Déployez tous les protagonistes convaincants, dans un rencontre avec la presse dans le cadre de l’historique hôtel Adlon, à quelques pas de la porte de Brandebourg. Gaïa Girace (Mon brillant ami) en tant que Denise Cosco, Valentina Belle comme Giuseppina Pesce, Simona Distefano dans le rôle de Concetta Cacciola, avec Micaela Ramazzotti dans le rôle de Léa Garofalo. Avec eux, non présents à Berlin, Barbara Chichiarelli comme Anna Colace, François Colella comme Carlo Cosco e André Dodero chez Carmen.
L’importance d’agir comme cela a été immédiatement souligné caisse de résonance pour l’histoire de nombreuses femmes, pas seulement en Italie, qui se soumettent à une structure patriarcale« nous espérons donner de l’amour en touchant le plus de personnes possible, dans une réalité de violence physique et psychologique directe », comme il le souligne amoureux. « Un port si fort qu’il mérite de devenir universel. Une magistrate a tout changé lorsqu’elle a décidé d’enquêter sur les femmes du clan, en leur donnant de la visibilité et les aider à entreprendre un chemin de dénonciation, à en faire des protagonistes. Une histoire que je ne connaissais pas en détail, malgré le fait que je sois italien. Mais comme d’habitude, on n’a pas voulu raconter la mafia du point de vue des hommes, mais de celui des femmes. Le choix initial de Julian d’espaces exigus pour tourner a aidé à dépeindre les cellules réelles dans lesquelles ils vivaient, écrasées par les hommes. »
Ce que Jarrold définit comme une structure archaïque, « dans des histoires incroyablement vives et dramatiques, pour capturer l’esprit et vivre la réalité calabraise. Nous voulions éviter de glorifier la violencesouvent avec un point de vue masculin, avec des histoires de mafia qui présentent une nouvelle perspective, avec le violence au coin de la rue, dont on ne voit au mieux que les conséquences. Nous avons essayé de garder le point de vue de Bonnes mères. En allant en Calabre, nous avons remarqué que c’est encore une question délicate aujourd’hui ».

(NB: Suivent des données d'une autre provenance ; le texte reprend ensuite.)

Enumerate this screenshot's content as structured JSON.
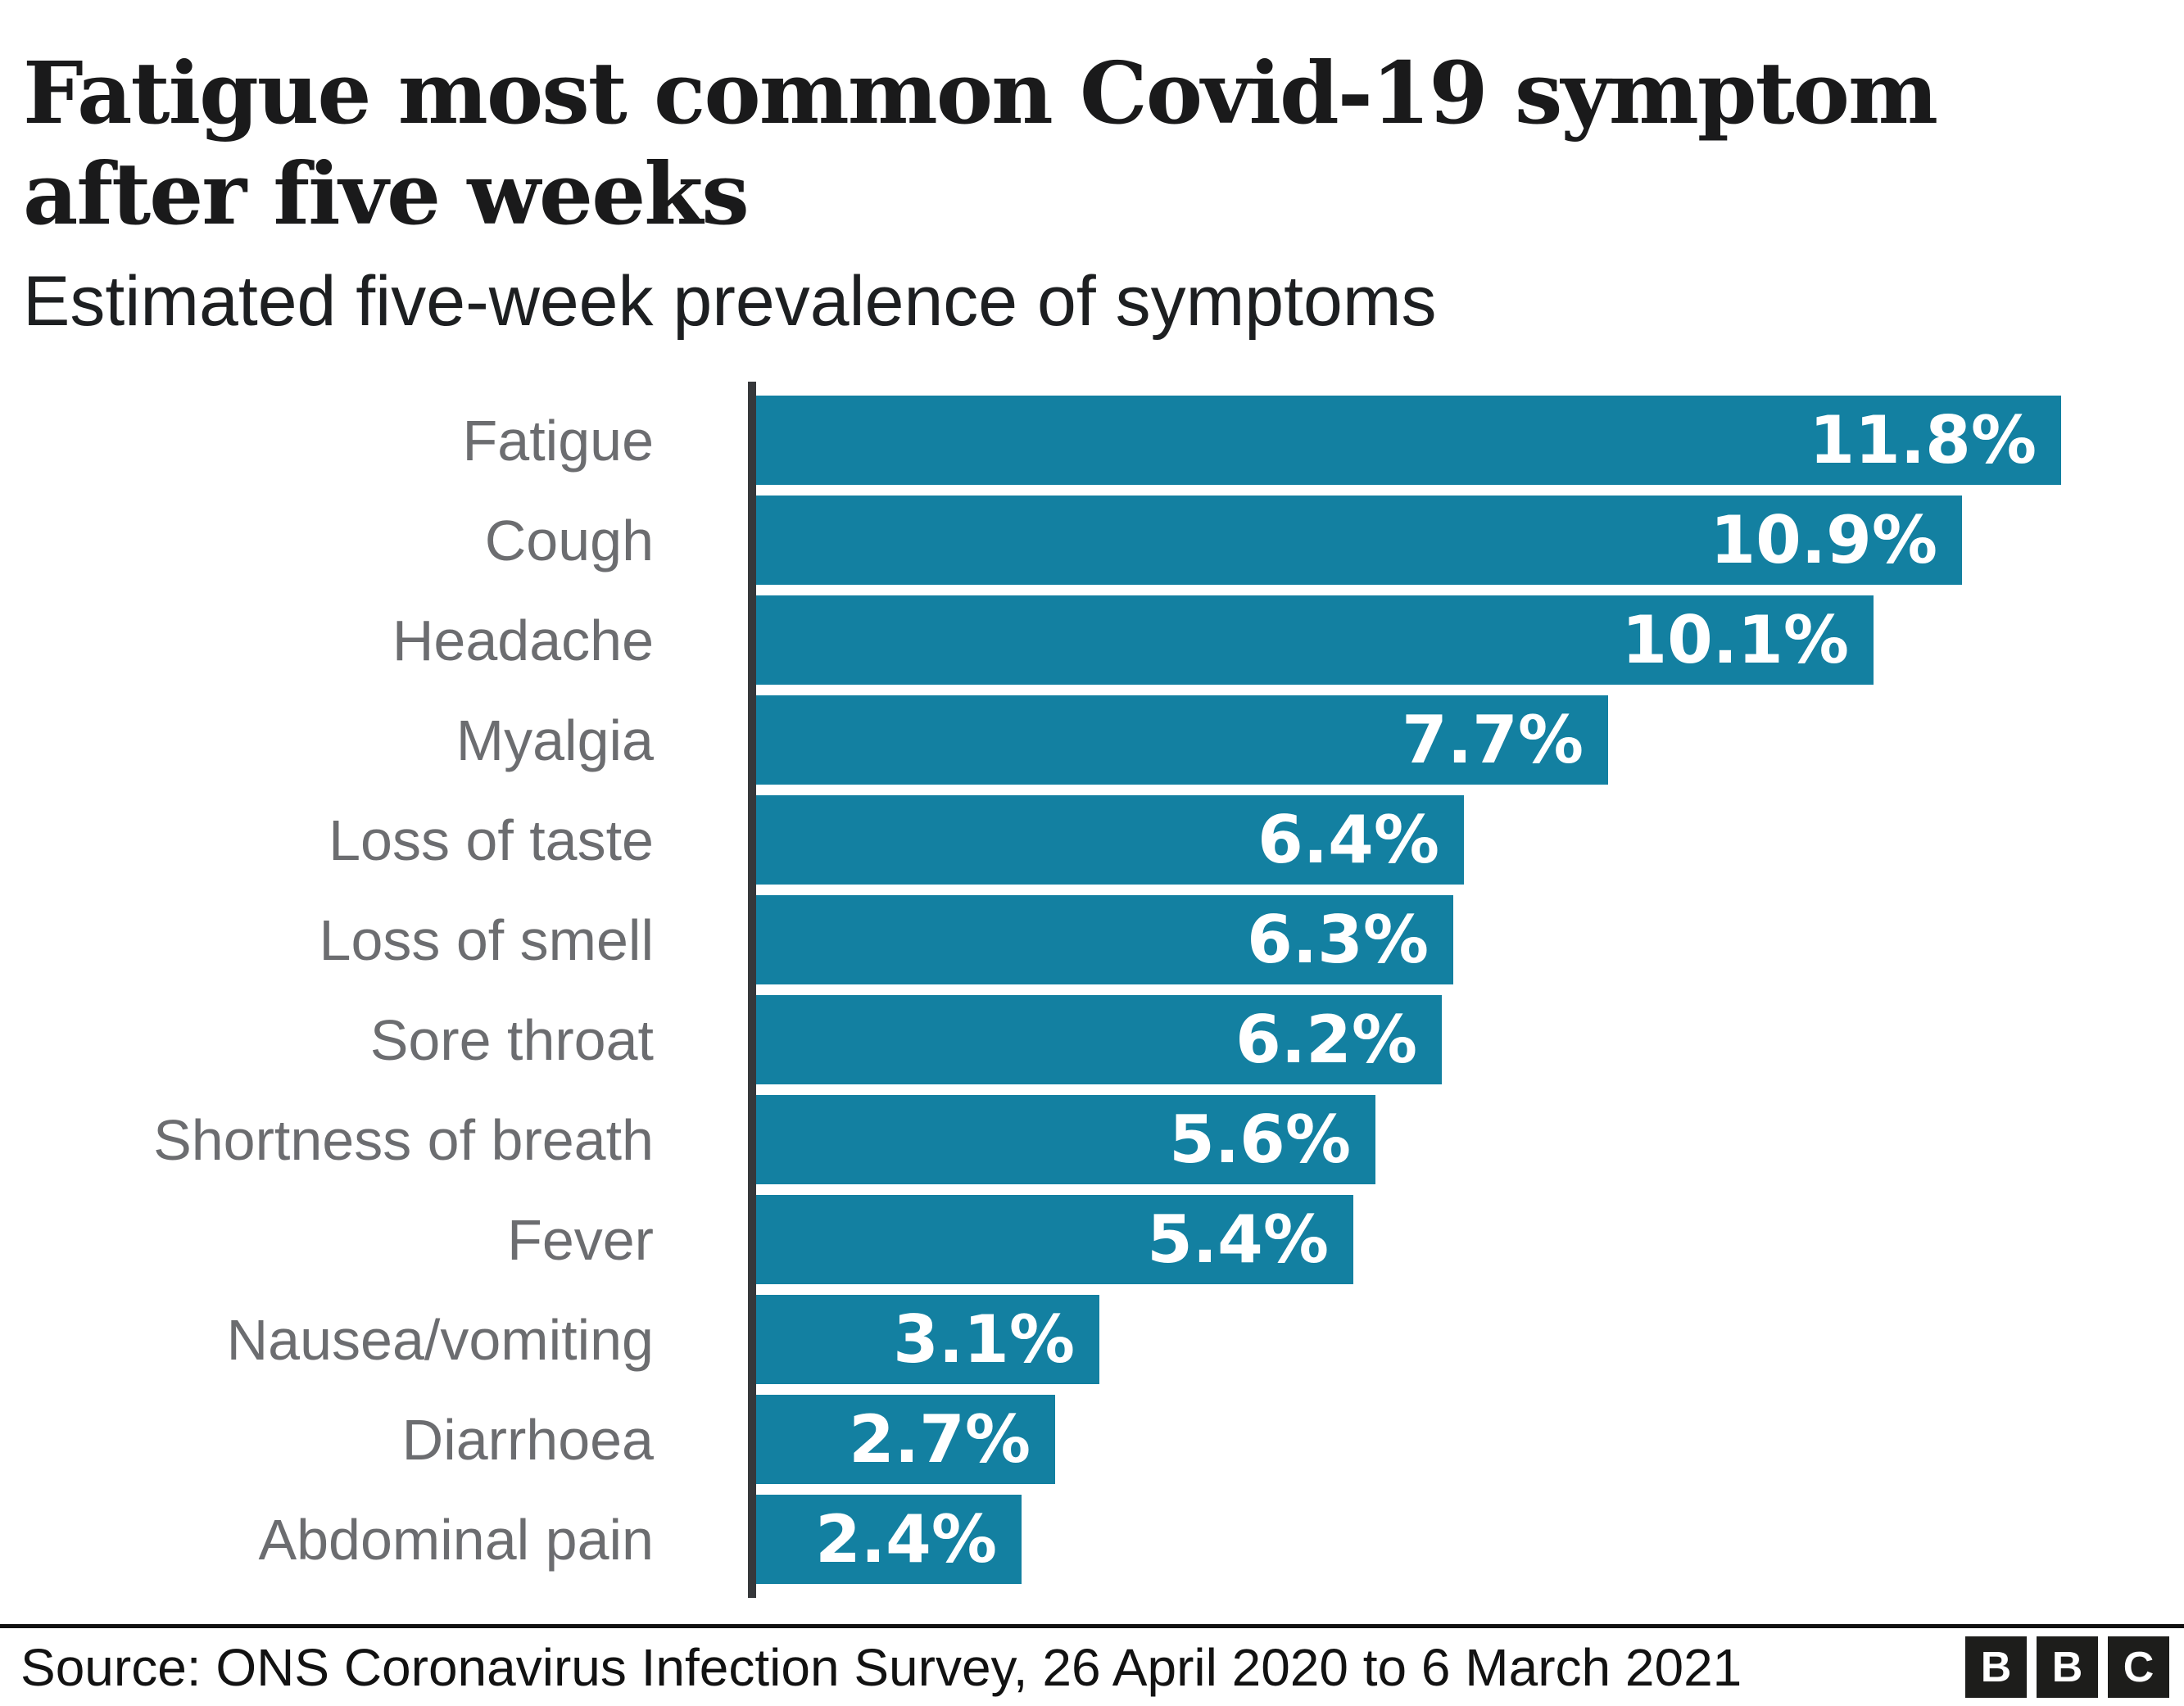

À propos de ça, Valentina BelleVeronese avec un accent calabrais notable dans la série (« les répétitions de Swamy Ruotolo et de sa famille étaient fondamentales »), a rappelé comment le tournage en Calabre avait rencontré de nombreuses personnes qui ils lui ont dit que « la Ndrangheta n’existe pas, un voyage extraordinaire et aussi terrible pour moi, qui m’a vraiment impressionné. tuune dame m’a dit que l’état n’existe pas chez eux, qu’ils ont été abandonnés, sans maire, sans prêtre et sans ordures. Si vous grandissez là où il n’y a pas d’alternative, quelle est la vérité ? Il n’y a ni discussion ni certitude. Difficile de se rendre compte de l’environnement dans lequel ils se trouvent, de ce système culturel, avec leur rôle dans la société. Ceux qui s’y opposent sont de véritables héros. Il faut dire que même le système de protection, dans les histoires qu’on raconte, a échoué ».
Cultivé et mûri depuis les premières années avec la nuit ne L’ami brillant, Gaïa Girace a souligné comment Les bonnes mères permettent « d’ouvrir les yeux sur la Ndrangheta, toujours montrée d’un point de vue masculin, entre armes, drogue et argent. Cette fois c’est féminin, avec les femmes victimes forcées de se marier à l’âge de 16 ans, peut-être avec un homme qu’elles ne connaissaient même pasplier toute sa vie à la volonté de l’homme. Mais ils se sont rebellés et beaucoup d’entre eux ont même fini par être tués. J’espère que nous pourrons donner un message d’espoir. Denise, mon personnage, s’est battue pour la justice, l’amour maternel, contre le silence”.